Le brut est ramené à la surface ou un tanker le récupère, un progrès certes, on espère pouvoir en aspirer plus dans les 24 heures, mais ce n’est pas encore la solution définitive : “La solution définitive, c’est d’arriver à l’arrêter… Nous espérons pouvoir mettre en place d’autres dispositifs pour colmater la fuite d’ici la fin de la semaine, a expliqué ce représentant du géant pétrolier. Il s’agira d’employer une technique consistant à injecter des matériaux boueux dans la brèche, puis du béton, pour la colmater… “

La pression monte sur la compagnie depuis que des scientifiques américains ont révélé ce week end la découverte d‘énormes nappes de pétrole, dont une de 16 km sur 5 de large et 90 mètres d‘épaisseur. Cette découverte laisse craindre une catastrophe plus importante que celle prévue par BP. Les scientifiques craignent aussi que des nappes détachées puissent atteindre la “Loop Current”, un courant marin qui les ramènerait vers la Floride et même vers la côte atlantique des États-Unis.

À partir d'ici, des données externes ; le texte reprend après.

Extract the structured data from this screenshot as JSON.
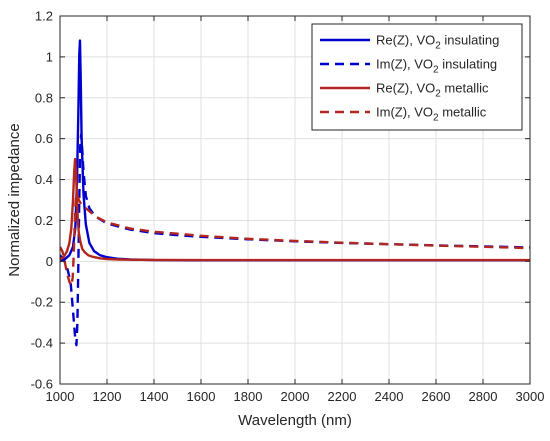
{
  "chart_data": {
    "type": "line",
    "xlabel": "Wavelength (nm)",
    "ylabel": "Normalized impedance",
    "xlim": [
      1000,
      3000
    ],
    "ylim": [
      -0.6,
      1.2
    ],
    "xticks": [
      1000,
      1200,
      1400,
      1600,
      1800,
      2000,
      2200,
      2400,
      2600,
      2800,
      3000
    ],
    "yticks": [
      -0.6,
      -0.4,
      -0.2,
      0,
      0.2,
      0.4,
      0.6,
      0.8,
      1,
      1.2
    ],
    "xtick_labels": [
      "1000",
      "1200",
      "1400",
      "1600",
      "1800",
      "2000",
      "2200",
      "2400",
      "2600",
      "2800",
      "3000"
    ],
    "ytick_labels": [
      "-0.6",
      "-0.4",
      "-0.2",
      "0",
      "0.2",
      "0.4",
      "0.6",
      "0.8",
      "1",
      "1.2"
    ],
    "grid": true,
    "legend_position": "top-right",
    "series": [
      {
        "name": "Re(Z), VO2 insulating",
        "legend_main": "Re(Z), VO",
        "legend_sub": "2",
        "legend_tail": " insulating",
        "color": "#0000cc",
        "dash": "solid",
        "x": [
          1000,
          1020,
          1040,
          1055,
          1065,
          1072,
          1078,
          1082,
          1085,
          1088,
          1092,
          1100,
          1110,
          1125,
          1145,
          1170,
          1200,
          1250,
          1300,
          1400,
          1600,
          2000,
          2500,
          3000
        ],
        "y": [
          0.0,
          0.01,
          0.03,
          0.07,
          0.16,
          0.38,
          0.72,
          1.01,
          1.08,
          0.9,
          0.6,
          0.33,
          0.18,
          0.09,
          0.05,
          0.03,
          0.02,
          0.012,
          0.009,
          0.006,
          0.005,
          0.005,
          0.005,
          0.005
        ]
      },
      {
        "name": "Im(Z), VO2 insulating",
        "legend_main": "Im(Z), VO",
        "legend_sub": "2",
        "legend_tail": " insulating",
        "color": "#0000cc",
        "dash": "dashed",
        "x": [
          1000,
          1015,
          1030,
          1045,
          1058,
          1065,
          1070,
          1074,
          1078,
          1082,
          1086,
          1090,
          1095,
          1100,
          1110,
          1125,
          1150,
          1200,
          1300,
          1400,
          1500,
          1600,
          1800,
          2000,
          2200,
          2400,
          2600,
          2800,
          3000
        ],
        "y": [
          0.03,
          0.01,
          -0.03,
          -0.1,
          -0.28,
          -0.38,
          -0.41,
          -0.3,
          -0.02,
          0.3,
          0.56,
          0.62,
          0.54,
          0.44,
          0.32,
          0.26,
          0.22,
          0.185,
          0.155,
          0.138,
          0.128,
          0.12,
          0.108,
          0.098,
          0.09,
          0.084,
          0.078,
          0.073,
          0.068
        ]
      },
      {
        "name": "Re(Z), VO2 metallic",
        "legend_main": "Re(Z), VO",
        "legend_sub": "2",
        "legend_tail": " metallic",
        "color": "#b3261e",
        "dash": "solid",
        "x": [
          1000,
          1015,
          1030,
          1040,
          1048,
          1055,
          1060,
          1064,
          1068,
          1072,
          1076,
          1080,
          1088,
          1095,
          1105,
          1120,
          1140,
          1170,
          1200,
          1250,
          1300,
          1400,
          1600,
          2000,
          2500,
          3000
        ],
        "y": [
          0.01,
          0.02,
          0.05,
          0.09,
          0.16,
          0.29,
          0.43,
          0.5,
          0.44,
          0.31,
          0.2,
          0.14,
          0.09,
          0.06,
          0.045,
          0.03,
          0.022,
          0.015,
          0.011,
          0.009,
          0.008,
          0.007,
          0.006,
          0.006,
          0.006,
          0.006
        ]
      },
      {
        "name": "Im(Z), VO2 metallic",
        "legend_main": "Im(Z), VO",
        "legend_sub": "2",
        "legend_tail": " metallic",
        "color": "#b3261e",
        "dash": "dashed",
        "x": [
          1000,
          1010,
          1020,
          1030,
          1040,
          1048,
          1054,
          1058,
          1062,
          1066,
          1070,
          1075,
          1080,
          1090,
          1100,
          1110,
          1130,
          1150,
          1200,
          1300,
          1400,
          1500,
          1600,
          1800,
          2000,
          2200,
          2400,
          2600,
          2800,
          3000
        ],
        "y": [
          0.07,
          0.05,
          0.0,
          -0.06,
          -0.1,
          -0.12,
          -0.08,
          0.02,
          0.16,
          0.28,
          0.33,
          0.32,
          0.3,
          0.28,
          0.27,
          0.26,
          0.24,
          0.22,
          0.19,
          0.16,
          0.145,
          0.135,
          0.125,
          0.11,
          0.1,
          0.091,
          0.084,
          0.077,
          0.071,
          0.065
        ]
      }
    ]
  }
}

Aujourd’hui, ces marins pêcheurs de Louisiane ont pu reprendre leur activité après la réouverture des eaux de pêche par les autorités. Ils croisent les doigts pour que BP parvienne à sceller le puits : “C’est un désastre, constate ce pêcheur. C’est beaucoup de travail en moins pour nous. On a pu mener d’autres tâches jusqu‘à maintenant, grâce à Dieu, le pétrole na pas vraiment touché nos eaux, c’est une grâce pour nous, cela nous permet de travailler, jusqu‘à ce que les choses aillent vraiment mal… “

Jusqu‘à maintenant la marée noire a épargné le littoral, mais des traces sont visibles sur les plages de l’Alabama, de Louisiane et du Mississippi. On craint surtout qu’elle puisse entrer dans les bayous et les mangroves très fragiles.